Tulisan ini saya mulai dari kata bijak Gorontalo yang pernah saya dengar dari sebuah Youtube Channel.
Batanga Japilohongia| Poopiyohe todudelo| Lipundo lipu loadati| Tunuhiyo sareati|
Uwito tuwotiyo| Manusia moharagawa| Wanu mongaku isilamu| Tuudiyo oadabu|
Kata-kata ini mengajak sesiapa yang menghirup udara di Gorontalo untuk dapat mopoo piyohe dudelo, ja huwata' huwata'. Lalu apa pasal Socrates dibawa-bawa?
Socrates adalah filsuf Yunani yang hidup pada tahun 469 - 399 SM. Pendapat Socrates yang terkenal adalah membangkitkan dalam diri manusia rasa cinta akan kebenaran dan kebaikan.

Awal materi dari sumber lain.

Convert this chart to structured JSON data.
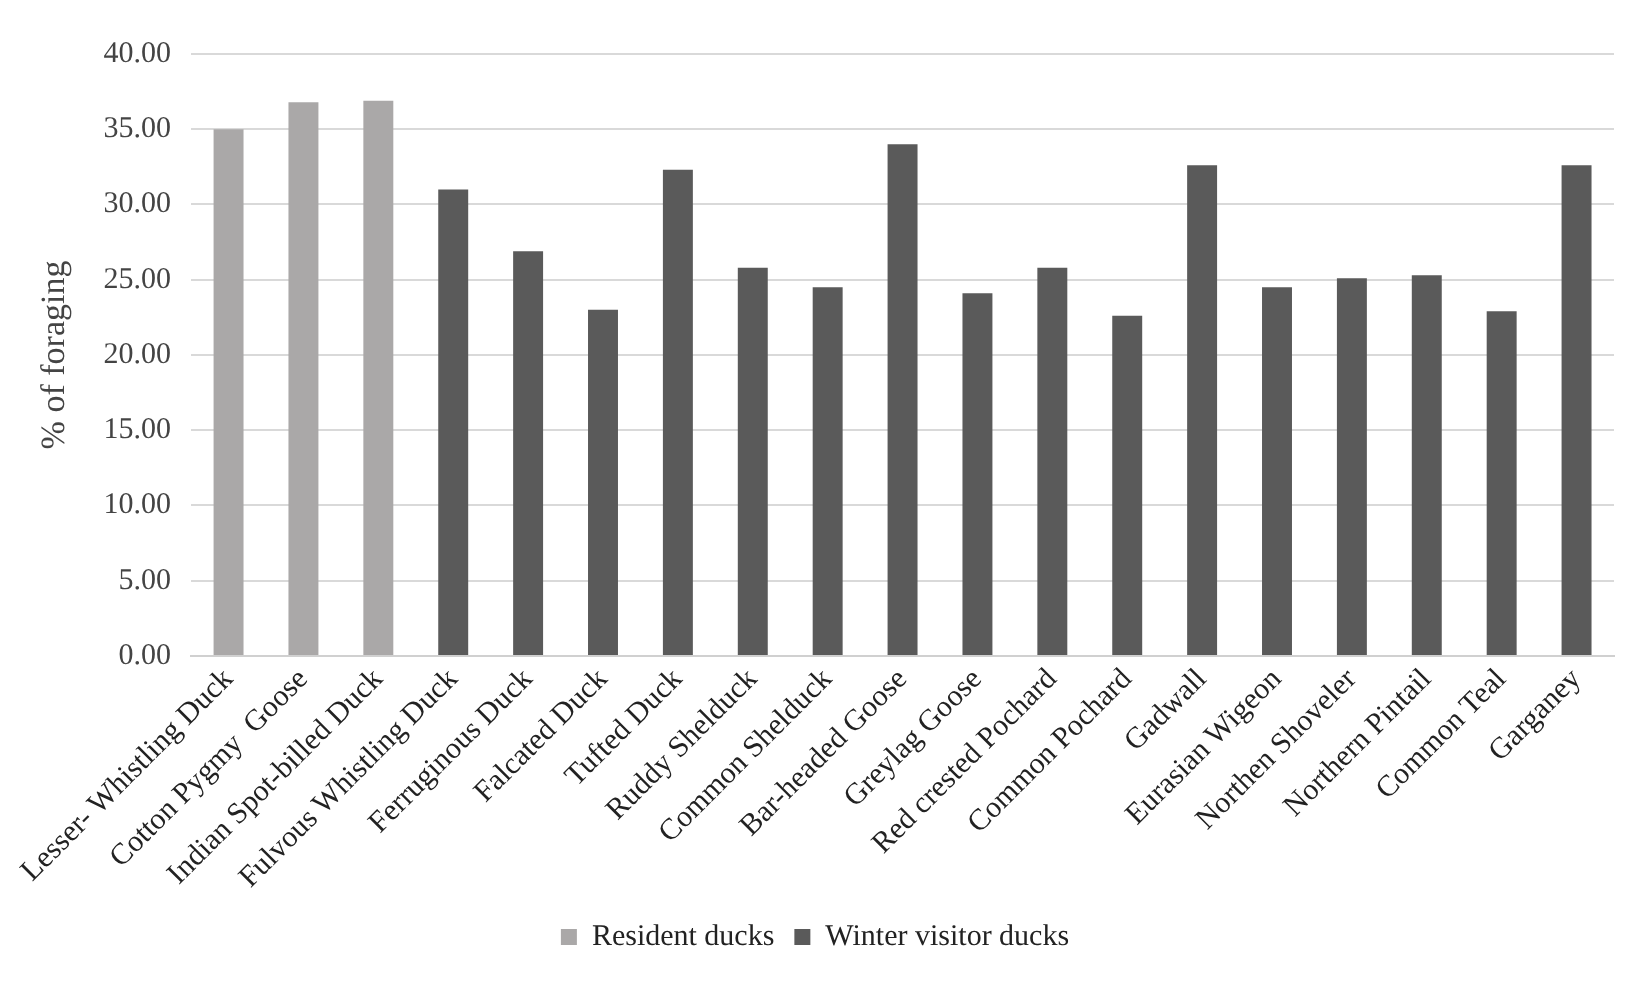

Rasa cinta akan kebenaran dan kebaikan membantu manusia berpikir dan hidup lurus.
Tahun 423 SM sebuah komedi tragis tentang Socrates dipentaskan di Athena. Penulisnya adalah Aristophanes, seorang konservatif yang berseberangan pemikiran dengan Socrates. Socrates digambarkan sebagai seorang guru perusak generasi muda dan oleh karena itu dia patut dibenci. Bagi Aristophanes.
Peradilan diciptakan di Athena. Apologia bahkan tak sanggup membendung hukuman yang jatuh. Meletos, Anytos, dan Lycon telah bersatu. Bukankah Lo iya lo tau wa, Tau wa loloiya, Boodila polulia hi lawo?
Peradilan yang tidak adil membuat Socrates menenggak racun di hadapan murid-muridnya. Segala tuduhan yang dialamatkan kepadanya semata-mata karena pembunuhan karakter yang dirancang Aristophanes di panggung-panggung hiburan. Telah sampaikah kabar Socrates minum racun? Gnothi Seauthon. Aristophanes!
Ini Gorontalo, bukan Athena - Feb 18th, 2017.